Un intercambio directo y desprejuiciado de esa naturaleza entre los intelectuales y la más alta dirección política del país no tenía antecedentes en Cuba. Tampoco suele ocurrir en otros países. Con su excepcional capacidad para captar las esencias de los problemas planteados, Fidel articuló sus palabras conclusivas ofreciendo respuestas implícitas a algunas de las cuestiones planteadas, a la vez que se proyectaba hacia un horizonte más amplio. La política cultural habría de ser inclusiva de tendencias estéticas y orientaciones filosóficas, integrada al proyecto democratizador que, simultáneamente, se implantaba en el plano de la educación. No quedarían talentos frustrados, abandonados a su suerte por falta de acceso a la formación especializada. Habría que encontrar fórmulas para ofrecer a las grandes mayorías las claves indispensables para el disfrute de la apreciación de las obras de arte.

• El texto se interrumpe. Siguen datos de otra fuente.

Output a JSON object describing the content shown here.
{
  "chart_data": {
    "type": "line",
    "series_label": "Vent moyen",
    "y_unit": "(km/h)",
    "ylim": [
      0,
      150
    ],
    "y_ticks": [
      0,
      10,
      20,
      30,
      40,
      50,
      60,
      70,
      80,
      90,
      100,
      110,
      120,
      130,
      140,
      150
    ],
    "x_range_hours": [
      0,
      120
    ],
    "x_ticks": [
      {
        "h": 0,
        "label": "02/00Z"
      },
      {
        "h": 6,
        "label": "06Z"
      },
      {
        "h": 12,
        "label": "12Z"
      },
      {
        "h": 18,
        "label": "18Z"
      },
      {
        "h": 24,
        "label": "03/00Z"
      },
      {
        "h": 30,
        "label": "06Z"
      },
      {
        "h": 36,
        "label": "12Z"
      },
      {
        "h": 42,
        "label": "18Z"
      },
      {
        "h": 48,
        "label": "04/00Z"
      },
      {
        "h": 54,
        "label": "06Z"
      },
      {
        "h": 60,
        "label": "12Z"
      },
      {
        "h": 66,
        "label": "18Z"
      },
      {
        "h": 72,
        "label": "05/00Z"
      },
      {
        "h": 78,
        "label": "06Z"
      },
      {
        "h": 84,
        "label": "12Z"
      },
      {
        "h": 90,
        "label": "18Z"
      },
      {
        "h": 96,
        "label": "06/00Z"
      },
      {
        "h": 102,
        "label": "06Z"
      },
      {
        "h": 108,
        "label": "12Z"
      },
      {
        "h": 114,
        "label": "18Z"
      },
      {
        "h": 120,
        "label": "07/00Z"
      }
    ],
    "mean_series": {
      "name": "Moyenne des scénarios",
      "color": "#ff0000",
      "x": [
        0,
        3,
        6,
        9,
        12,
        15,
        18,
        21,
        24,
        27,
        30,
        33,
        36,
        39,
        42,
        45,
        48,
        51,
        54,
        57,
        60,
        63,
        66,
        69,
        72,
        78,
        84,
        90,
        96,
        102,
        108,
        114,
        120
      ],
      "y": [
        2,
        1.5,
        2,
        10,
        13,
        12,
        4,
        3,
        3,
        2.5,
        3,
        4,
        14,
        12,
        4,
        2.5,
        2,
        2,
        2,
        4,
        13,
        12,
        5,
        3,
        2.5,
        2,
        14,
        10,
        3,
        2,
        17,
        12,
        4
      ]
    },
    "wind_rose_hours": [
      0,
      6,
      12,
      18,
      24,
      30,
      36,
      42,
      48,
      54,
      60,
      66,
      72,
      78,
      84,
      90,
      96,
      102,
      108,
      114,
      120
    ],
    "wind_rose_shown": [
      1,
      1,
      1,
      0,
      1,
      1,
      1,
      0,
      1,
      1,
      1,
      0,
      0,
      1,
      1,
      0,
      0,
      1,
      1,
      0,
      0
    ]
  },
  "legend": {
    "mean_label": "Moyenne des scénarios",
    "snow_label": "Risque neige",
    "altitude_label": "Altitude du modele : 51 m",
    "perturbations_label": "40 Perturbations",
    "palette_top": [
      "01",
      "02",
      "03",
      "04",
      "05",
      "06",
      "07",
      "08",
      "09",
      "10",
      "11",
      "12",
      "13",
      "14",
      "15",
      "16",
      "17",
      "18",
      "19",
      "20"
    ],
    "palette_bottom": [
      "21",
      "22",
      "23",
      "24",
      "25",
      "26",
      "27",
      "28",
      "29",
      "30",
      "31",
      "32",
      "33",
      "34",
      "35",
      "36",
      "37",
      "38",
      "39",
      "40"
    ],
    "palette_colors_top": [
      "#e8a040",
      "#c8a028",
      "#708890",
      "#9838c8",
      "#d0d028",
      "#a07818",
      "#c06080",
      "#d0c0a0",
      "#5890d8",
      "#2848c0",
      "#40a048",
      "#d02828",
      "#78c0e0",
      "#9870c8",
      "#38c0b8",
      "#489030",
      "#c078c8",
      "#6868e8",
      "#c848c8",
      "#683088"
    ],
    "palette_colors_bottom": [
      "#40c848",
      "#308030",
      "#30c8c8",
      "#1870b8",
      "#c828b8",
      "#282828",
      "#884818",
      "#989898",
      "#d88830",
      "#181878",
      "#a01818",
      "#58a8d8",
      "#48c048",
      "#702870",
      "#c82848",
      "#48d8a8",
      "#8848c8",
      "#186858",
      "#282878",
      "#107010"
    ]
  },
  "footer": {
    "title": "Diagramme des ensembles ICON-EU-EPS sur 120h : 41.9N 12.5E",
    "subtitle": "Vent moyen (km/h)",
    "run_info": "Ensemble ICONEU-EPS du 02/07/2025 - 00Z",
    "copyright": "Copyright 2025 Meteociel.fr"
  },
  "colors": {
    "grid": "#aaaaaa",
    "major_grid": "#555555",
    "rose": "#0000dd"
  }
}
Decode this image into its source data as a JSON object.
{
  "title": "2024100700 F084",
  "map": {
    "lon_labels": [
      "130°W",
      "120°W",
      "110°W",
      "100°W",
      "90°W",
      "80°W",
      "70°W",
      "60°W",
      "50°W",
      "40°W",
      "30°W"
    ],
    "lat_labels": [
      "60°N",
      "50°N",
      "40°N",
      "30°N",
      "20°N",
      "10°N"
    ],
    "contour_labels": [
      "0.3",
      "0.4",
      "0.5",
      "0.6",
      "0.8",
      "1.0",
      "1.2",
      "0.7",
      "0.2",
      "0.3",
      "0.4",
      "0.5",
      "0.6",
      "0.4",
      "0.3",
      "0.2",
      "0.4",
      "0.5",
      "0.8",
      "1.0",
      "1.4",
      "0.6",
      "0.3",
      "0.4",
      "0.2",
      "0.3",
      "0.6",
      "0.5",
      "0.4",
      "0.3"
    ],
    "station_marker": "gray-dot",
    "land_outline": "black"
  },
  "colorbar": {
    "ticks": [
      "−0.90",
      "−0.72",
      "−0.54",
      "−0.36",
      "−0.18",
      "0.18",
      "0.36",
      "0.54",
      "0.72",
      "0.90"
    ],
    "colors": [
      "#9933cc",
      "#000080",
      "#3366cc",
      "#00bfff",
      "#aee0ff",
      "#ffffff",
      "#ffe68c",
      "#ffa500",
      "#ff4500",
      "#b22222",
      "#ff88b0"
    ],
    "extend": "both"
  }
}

Sacudida por conflictos internacionales y nunca desprovista de contradicciones internas, la larga lucha por la emancipación humana, en la cual la cultura desempeña un papel considerable, atraviesa mares embravecidos. La implementación práctica de los conceptos formulados en Palabras a los intelectuales sufrió momentos de retroceso cuyas consecuencias no pueden soslayarse. Pero supimos rectificar. Por distintas vías, la creación del Ministerio de Cultura de la mano de Armando Hart propició un clima creador de aliento descolonizador con renovada convocatoria internacional, visible en los festivales de cine, en el vínculo con las zonas más experimentales del teatro latinoamericano, en el impulso a las bienales de artes plásticas. La conjunción de vanguardia y tradición en la enseñanza artística se convirtió en ejemplo para instituciones similares de otros países.
En los duros años del período especial, el diálogo entre Fidel y los intelectuales, iniciado hace 60 años en las jornadas de la Biblioteca Nacional, se volvió más frecuente e intenso. Traspasó las preocupaciones de orden gremial. Siempre franco y abierto, se centró en los problemas que afectaban a la sociedad como resultado de la crisis económica. Algunos, como Fátima Patterson, lo han recordado con emoción en estos días. El consenso, forjado en las reuniones de la Biblioteca, se fortalecía de manera natural.
Es la hora de los hornos. La lucha por la emancipación humana sigue atravesando mares embravecidos. Los desafíos se han agigantado. En un mundo dominado por el empleo perverso de la desinformación, la falacia y la frivolidad, nos corresponde, mediante la permanente restauración del consenso, sustraer las esencias nutricias del grano de la paja que lo envuelve.